I have the privileged problem of owning too much stuff that goes unused. Once I realized how little I needed in my suitcase, packing became a lot less stressful. As long as I have my Toms and a few pairs of yoga pants, I’m pretty much good to go. Besides, the most important things to take with us when we travel aren’t things we have to worry about stuffing into our carry-ons, but that doesn’t mean we aren’t at risk of forgetting about them.

I wasn’t 100% serious about studying abroad until I had boarded the plane. Financially and physically, I had been making preparations for months, but mentally, it still hadn’t hit me. When it finally did, the flight attendants had already turned off the cabin lights and the man next to me was fast asleep. As I looked out the window into darkness somewhere above the Atlantic Ocean, my body curled in on itself in a moment of panic.
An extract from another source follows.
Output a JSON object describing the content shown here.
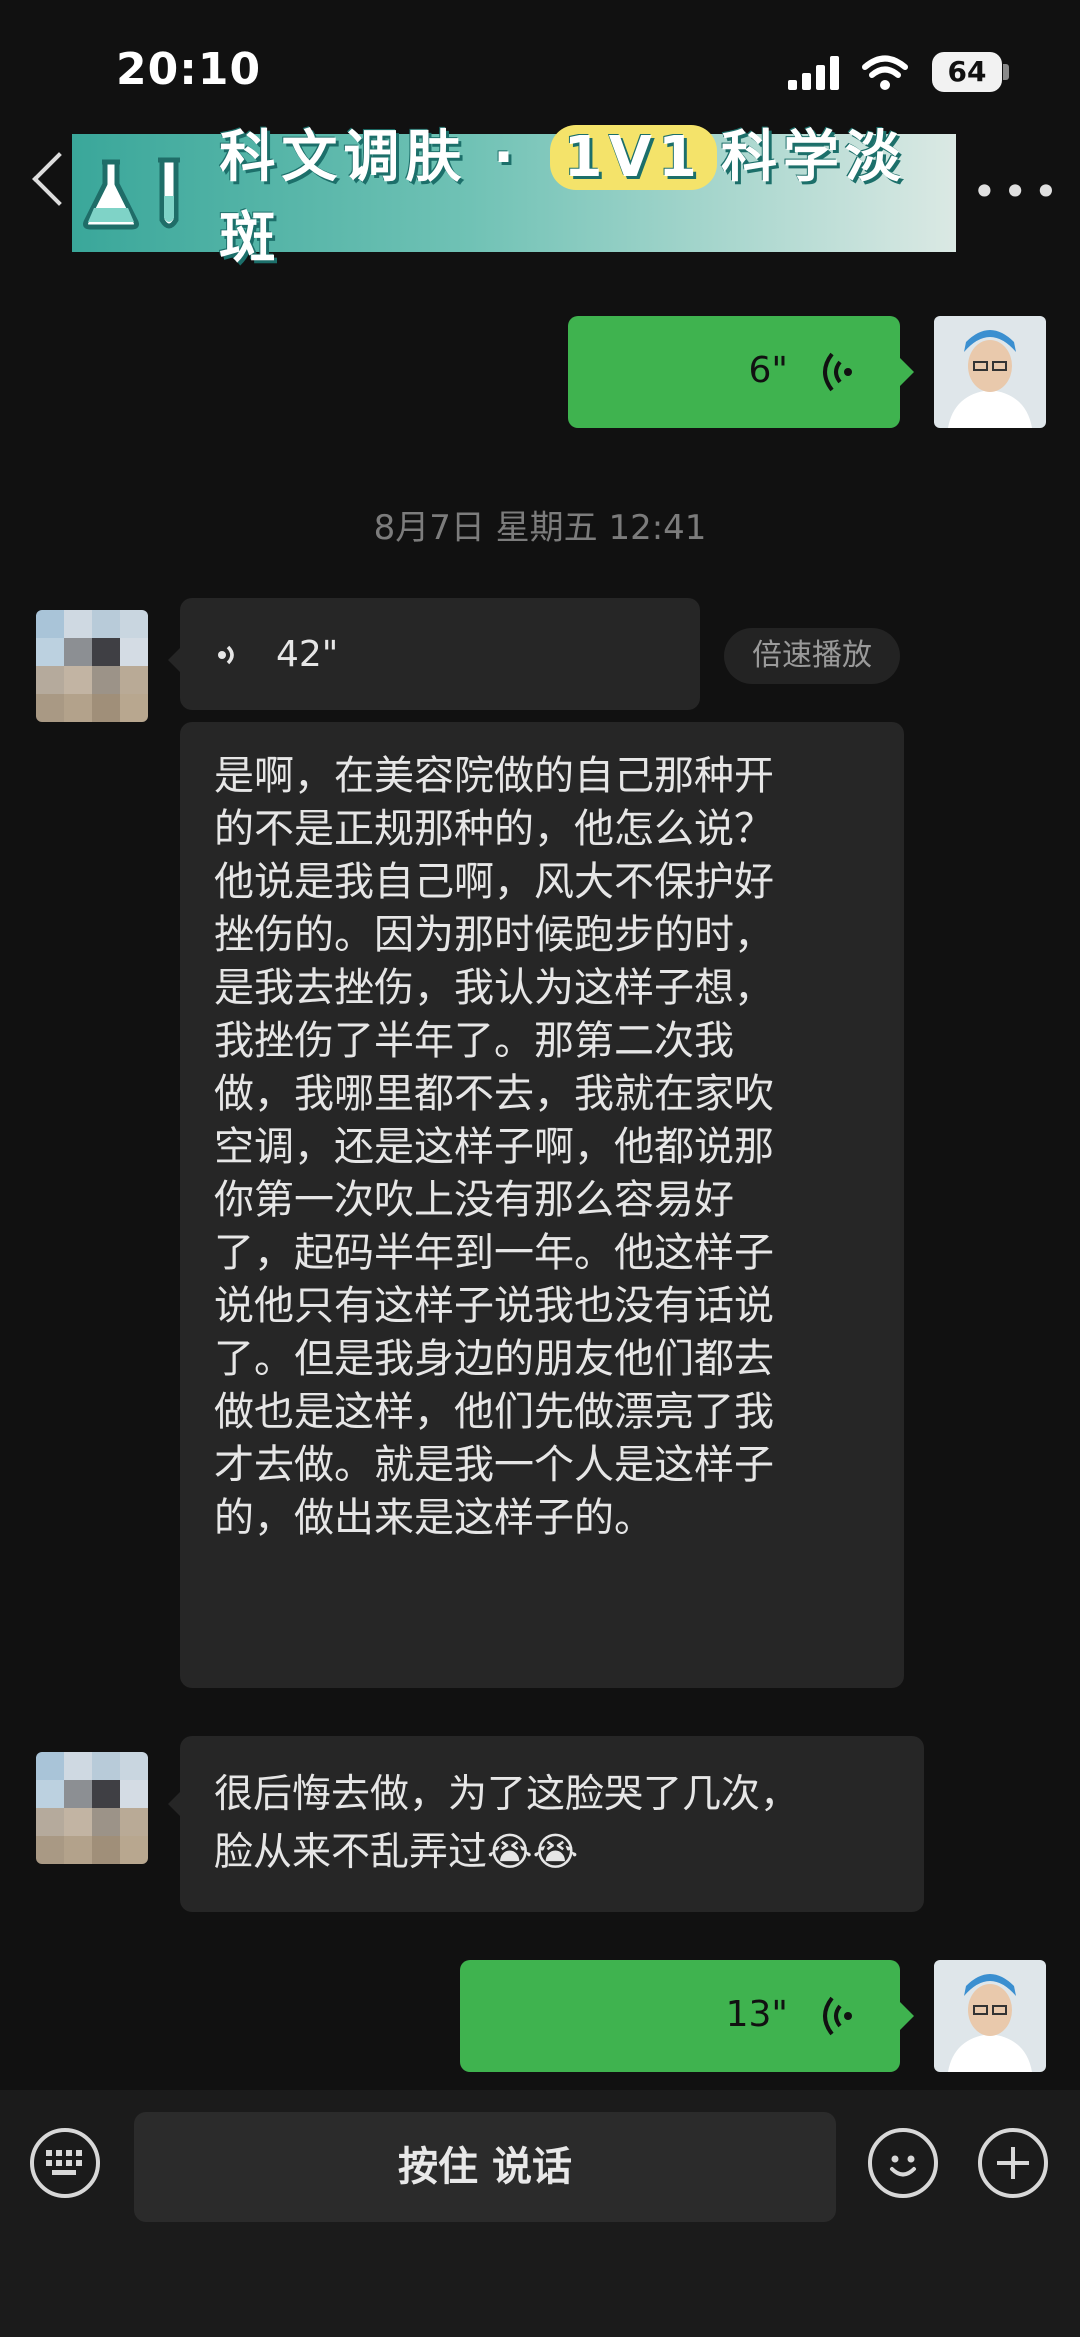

Why was someone like me taking such a huge leap of faith? I struggle with depression, am prone to long bouts of loneliness, and have anxiety about tasks as simple as eating and asking for directions.  Excuse me, but how the hell was I going to survive when my support system was thousands of miles and a small fortune away?

Especially when it comes to mental illness, we have to learn to generate our own hope and our own light. Simply changing where we live doesn’t change us. The same baggage that we struggled with at home will follow us to the far corners of the Earth. I ignored that fact until I got to where I was going and it slapped me in the face again, albeit, in a different language and in a foreign culture.

None of this, by the way, is meant to deter people with similar issues from taking risks and stepping out of their comfort zones. Quite the opposite, for anyone struggling with depression, anxiety, eating disorders, or other psychological ailments, sometimes the most liberating thing we can do is reclaim our independence.

The more we face what scares us alone, the more we trust ourselves to face what is to come. Survival is the mode we are in when we are oblivious to our emotions and guided by our fears. Living is what happens when we realize that while we cannot control what happens to us, we can control how we respond. That response is what fuels our light or dims it.

What will keep our hope alive? The answer begins with allowing ourselves to feel our emotions completely. Using myself as an example, I have been drowning in an onslaught of emotional waves since coming to Europe. I am invigorated at the thought of all the people I have yet to meet and places I have yet to experience, and in the next breath; the thought of an ocean between me and the relationships that fulfill me is extremely isolating. This is especially true while I am attempting to navigate a new continent where my connections with people are still young and fragile and the ones I’ve left behind are being tested.

We need to admit when we are down. Then, we need to let ourselves know that it’s okay. Telling anyone when I am struggling holds me accountable for dealing with my emotions versus ignoring them, and it takes away the shame that comes with negative feelings. After that, small changes like tutoring in English, practicing the language, leaning on my belief system, or organizing my thoughts through some form of self expression, gives me a sense of purpose that makes loneliness and anxiety more manageable.

The point of studying abroad is to learn what it’s like to live in a culture different from our own, and guess what!? Living life means making yourself vulnerable to new experiences, taking risks, good or bad. That definition is the same across the globe. Period. Reminding myself of that already convinces me that I am doing what I came here to do: truly living.

The most difficult and the most essential relationship we must foster is with ourselves. No matter how many friendships we form, we cannot feel the benefits of those relationships unless we’ve already built and are maintaining a foundation of our own. This is the reason that we must travel with our own light and our own hope. We can go anywhere and face anything, we can even have enough hope to share our light with others. Not because things suddenly become a cake walk, but because we’ve already made the commitment to persevere through any future trials. Giving up on ourselves is no longer an option.

So with that being said, go out and travel far and wide. Everything we need fits into a carry-on, and everything else was weighing us down anyways. No matter where we are coming from or our destination, we can be sure that we have enough light to see us through the darkness and make the wonders we encounter that much brighter.